Mi abuela decía “no hagan eso que se les va a expandir la masa y no les va a servir de nada”.
Nunca le hicimos caso, pero ella nunca falló, nuestro pan nunca quedó con forma de corazón, de flor o de unicornio.
Nunca nos regañó por todas las veces que escondimos comida que nunca pudimos terminar, tampoco por las veces que tinturamos ollas de verde (sin querer) cuando jugábamos a hacer sopas de agua y papel crepé. Ni cuando corríamos en la noche a decir “1,2,3 por mí” en medio de sus horas de sueño. Esa casa fue testigo de nuestras locuras y desorden, pero también de los de ella. El recuerdo bailando carranga mientras sostenía su sombrero de mimbre con una mano y aleteaba como gallina con la otra al ritmo de Julia, Julia, Julia, de Jorge Velosa.
Tenía 70 años y hasta su último día tuvo la energía, fuerza y vitalidad para subir los cerros del pueblo, recorrer el desierto y la plaza.
Ella nos recibió con los brazos abiertos a todos;
a mis tíos, a mis primas, a mí, a mi hermano, a los turistas y extranjeros que visitaron su casa.
La última vez que la vi estaba en la terraza mirando hacia el cerro Marmolejo.
Me dijo “pero Loren, vuelve en la semana de receso y le hago el ajiaco que esta semana no pude hacerle”.

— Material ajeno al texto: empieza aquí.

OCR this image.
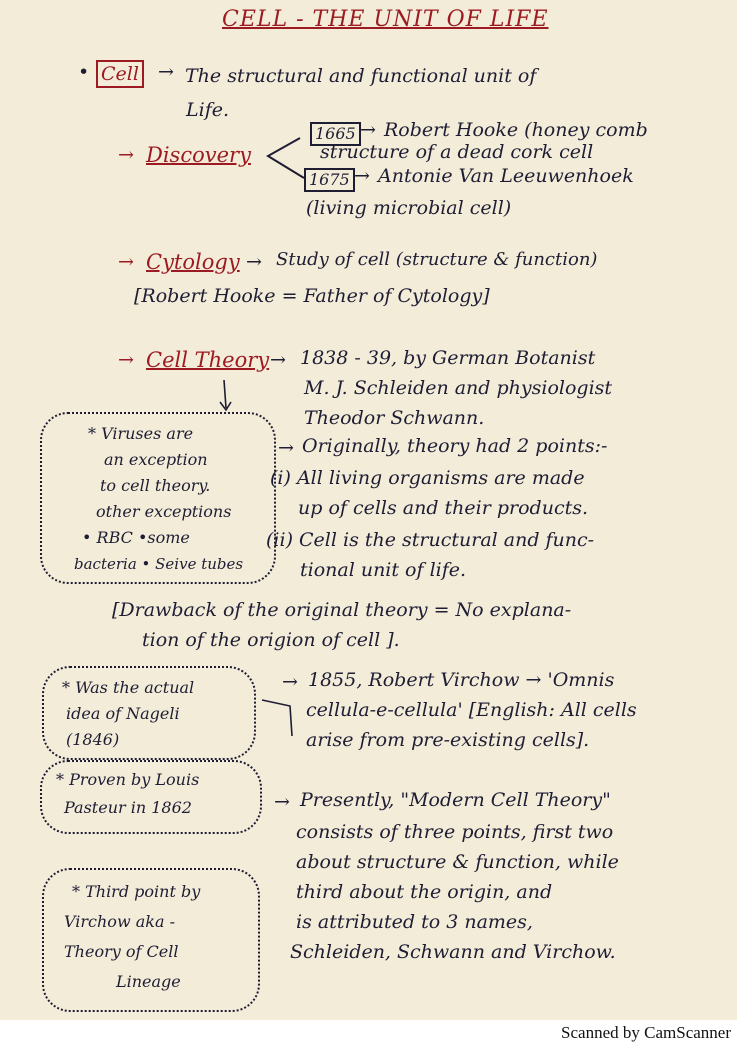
CELL - THE UNIT OF LIFE
• Cell → The structural and functional unit of
Life.
→ Discovery
1665 → Robert Hooke (honey comb
structure of a dead cork cell
1675 → Antonie Van Leeuwenhoek
(living microbial cell)
→ Cytology → Study of cell (structure & function)
[Robert Hooke = Father of Cytology]
→ Cell Theory → 1838 - 39, by German Botanist
M. J. Schleiden and physiologist
Theodor Schwann.
→ Originally, theory had 2 points:-
(i) All living organisms are made
up of cells and their products.
(ii) Cell is the structural and func-
tional unit of life.
[Drawback of the original theory = No explana-
tion of the origion of cell ].
→ 1855, Robert Virchow → 'Omnis
cellula-e-cellula' [English: All cells
arise from pre-existing cells].
→ Presently, "Modern Cell Theory"
consists of three points, first two
about structure & function, while
third about the origin, and
is attributed to 3 names,
Schleiden, Schwann and Virchow.
* Viruses are
an exception
to cell theory.
other exceptions
• RBC •some
bacteria • Seive tubes
* Was the actual
idea of Nageli
(1846)
* Proven by Louis
Pasteur in 1862
* Third point by
Virchow aka -
Theory of Cell
Lineage
Scanned by CamScanner
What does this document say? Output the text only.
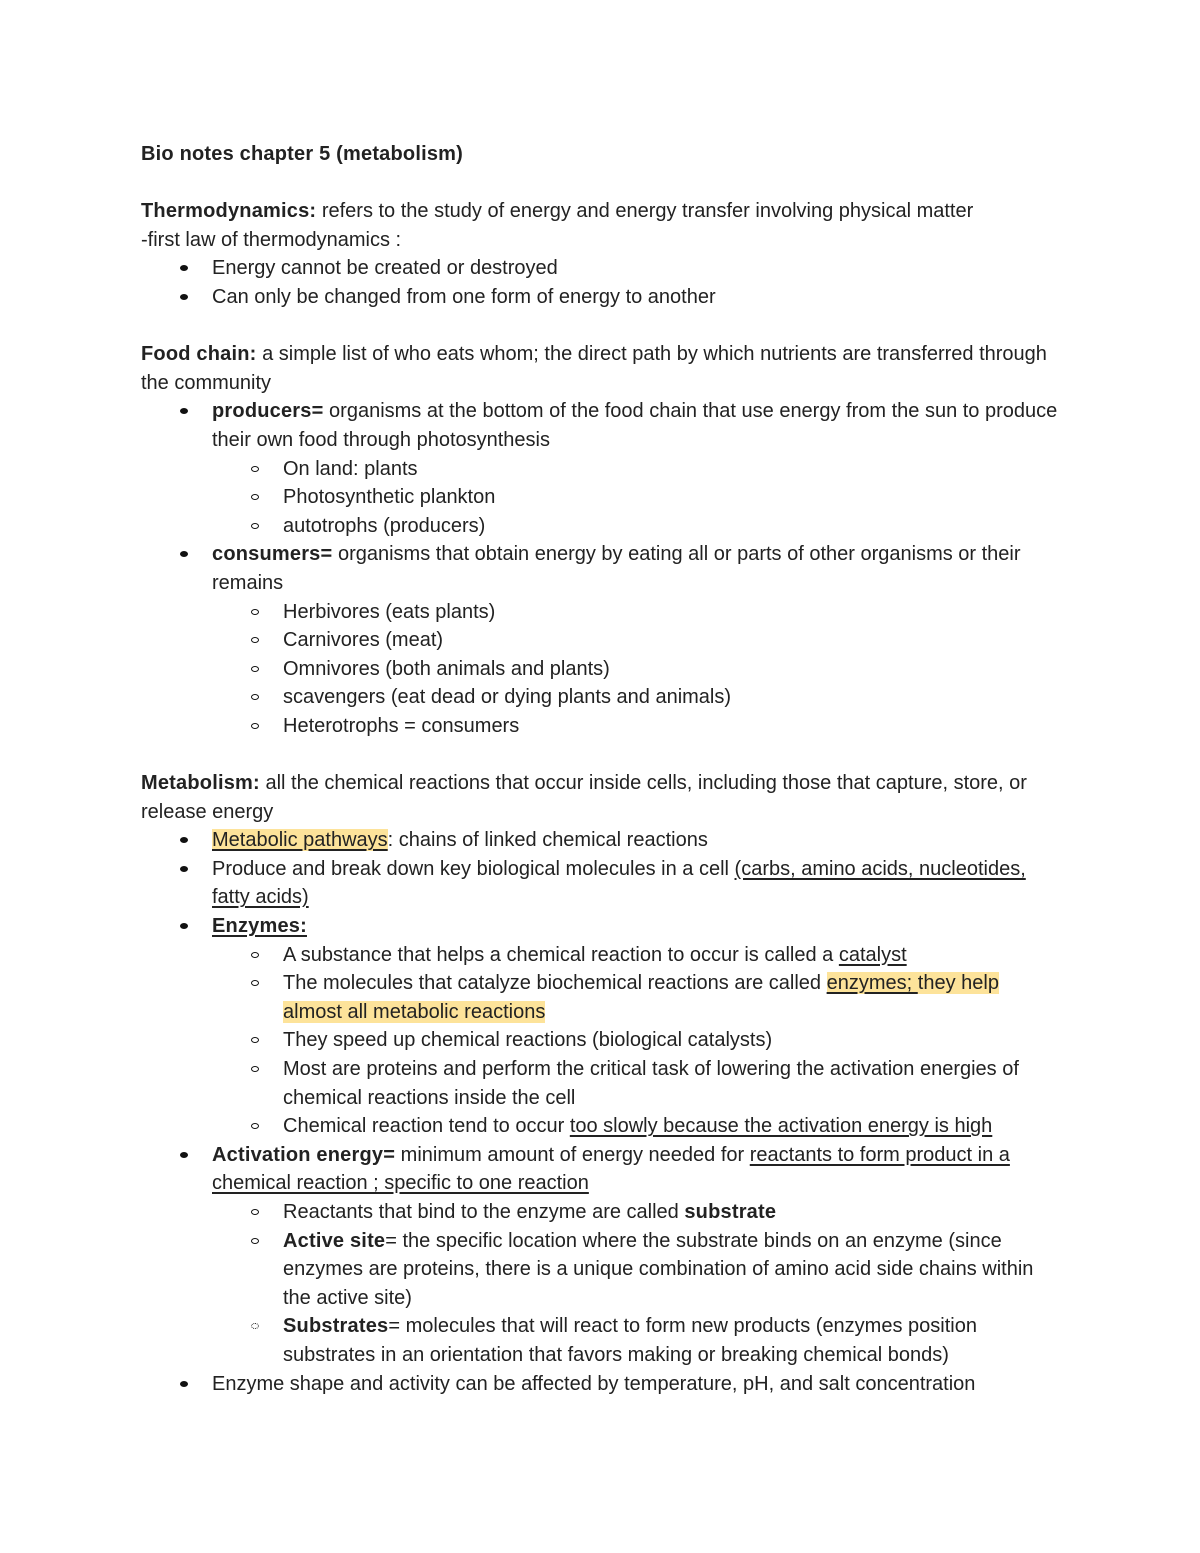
Bio notes chapter 5 (metabolism)

Thermodynamics: refers to the study of energy and energy transfer involving physical matter

-first law of thermodynamics :

Energy cannot be created or destroyed
Can only be changed from one form of energy to another

Food chain: a simple list of who eats whom; the direct path by which nutrients are transferred through the community

producers= organisms at the bottom of the food chain that use energy from the sun to produce their own food through photosynthesis
On land: plants
Photosynthetic plankton
autotrophs (producers)
consumers= organisms that obtain energy by eating all or parts of other organisms or their remains
Herbivores (eats plants)
Carnivores (meat)
Omnivores (both animals and plants)
scavengers (eat dead or dying plants and animals)
Heterotrophs = consumers

Metabolism: all the chemical reactions that occur inside cells, including those that capture, store, or release energy

Metabolic pathways: chains of linked chemical reactions
Produce and break down key biological molecules in a cell (carbs, amino acids, nucleotides, fatty acids)
Enzymes:
A substance that helps a chemical reaction to occur is called a catalyst
The molecules that catalyze biochemical reactions are called enzymes; they help almost all metabolic reactions
They speed up chemical reactions (biological catalysts)
Most are proteins and perform the critical task of lowering the activation energies of chemical reactions inside the cell
Chemical reaction tend to occur too slowly because the activation energy is high
Activation energy= minimum amount of energy needed for reactants to form product in a chemical reaction ; specific to one reaction
Reactants that bind to the enzyme are called substrate
Active site= the specific location where the substrate binds on an enzyme (since enzymes are proteins, there is a unique combination of amino acid side chains within the active site)
Substrates= molecules that will react to form new products (enzymes position substrates in an orientation that favors making or breaking chemical bonds)
Enzyme shape and activity can be affected by temperature, pH, and salt concentration
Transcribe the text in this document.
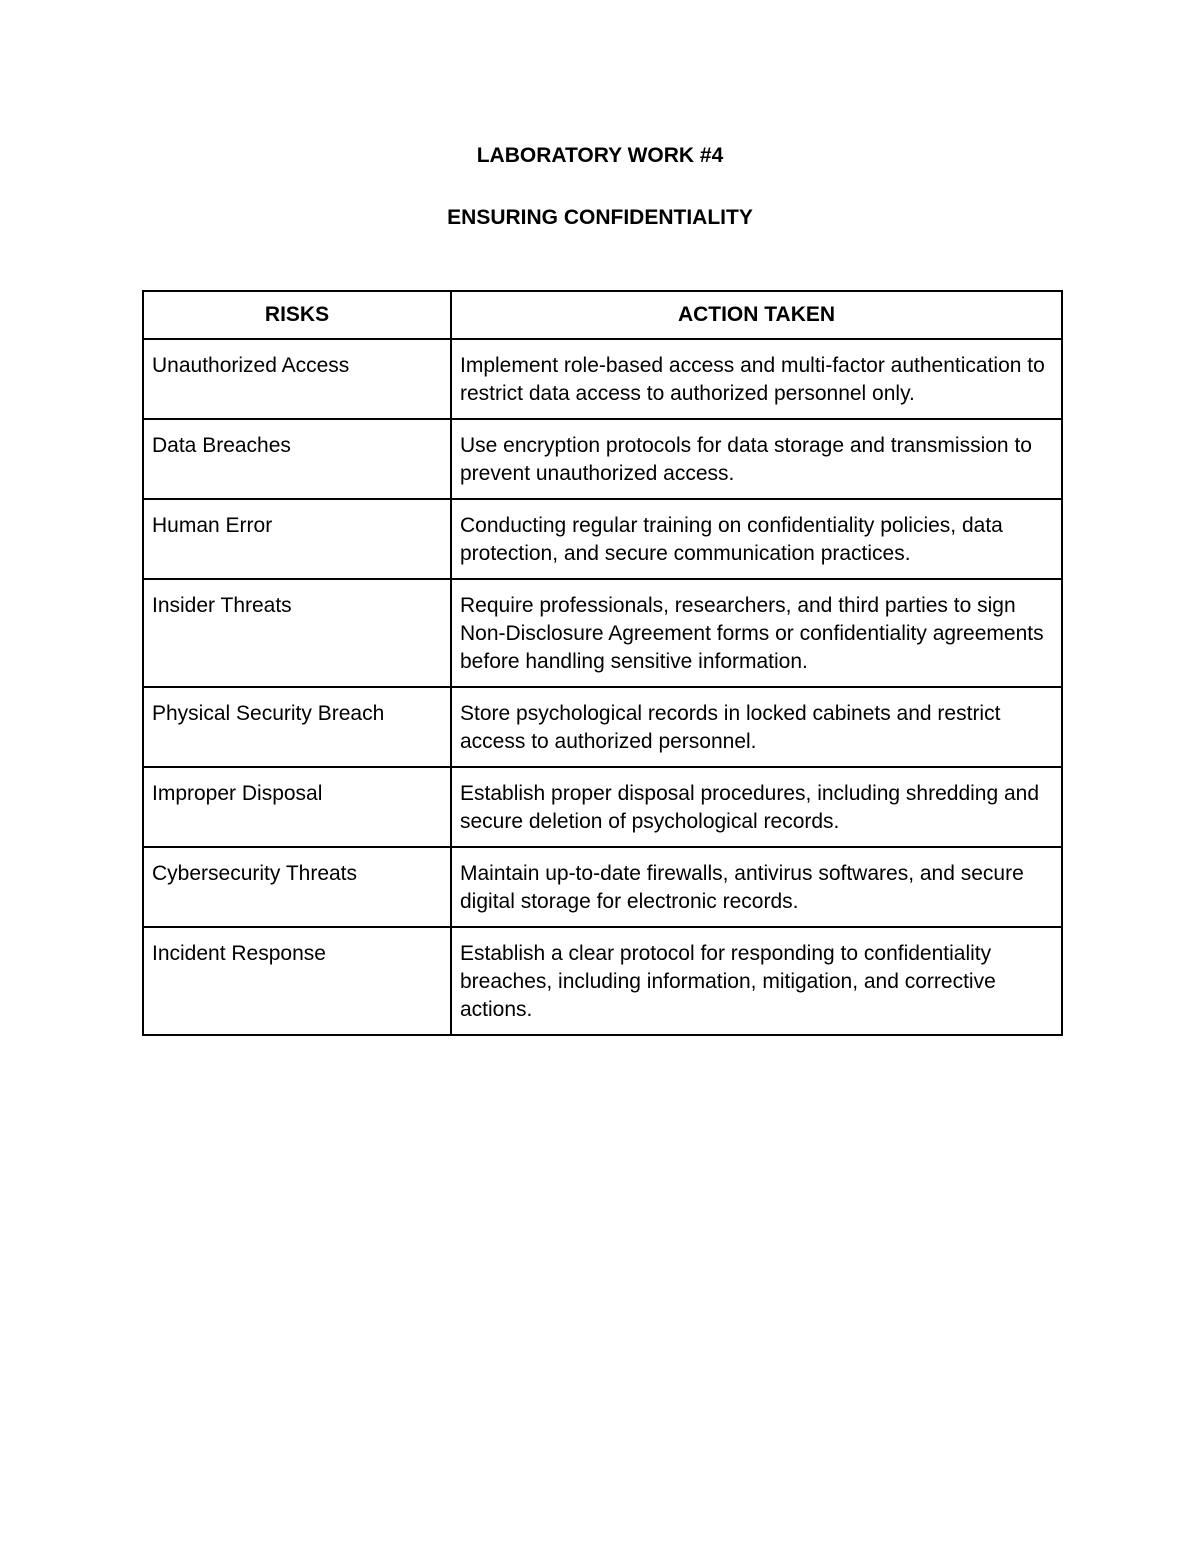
LABORATORY WORK #4
ENSURING CONFIDENTIALITY
RISKS	ACTION TAKEN
Unauthorized Access	Implement role-based access and multi-factor authentication to restrict data access to authorized personnel only.
Data Breaches	Use encryption protocols for data storage and transmission to prevent unauthorized access.
Human Error	Conducting regular training on confidentiality policies, data protection, and secure communication practices.
Insider Threats	Require professionals, researchers, and third parties to sign Non-Disclosure Agreement forms or confidentiality agreements before handling sensitive information.
Physical Security Breach	Store psychological records in locked cabinets and restrict access to authorized personnel.
Improper Disposal	Establish proper disposal procedures, including shredding and secure deletion of psychological records.
Cybersecurity Threats	Maintain up-to-date firewalls, antivirus softwares, and secure digital storage for electronic records.
Incident Response	Establish a clear protocol for responding to confidentiality breaches, including information, mitigation, and corrective actions.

Fue en julio de 2022. Ella murió en agosto, antes de que pudiéramos vernos en semana de receso, que era en octubre.
Ahora la casa está vacía y tiene un cartel de “se vende” en la entrada.
Ya nadie usa el horno, tampoco hay barbies tiradas en el suelo, ni gente corriendo por los pasillos.
Con ella se fue mi hogar, pero no los recuerdos, ni sus recetas ni sus bailes.
Villa de Leyva nunca será lo mismo sin ella y sin esa casa, pero es lo que es ahora (para mí) por todo lo que me dio.
En mí viven los recorridos al colegio, los juegos en la plaza de mercado, los raspones en las rodillas después de correr por la plaza principal, mi tabique torcido por pegarme con las puntas de Ventanas de madera y las letras de la carranga y música de protesta que escuché durante meses.
Villa hace parte de mi identidad, de quien soy.
Las historias que viví en ella salen a la luz en mis conversaciones diarias, en las reuniones familiares y en mis diarios.
Soy quien soy gracias a lo vivido allí.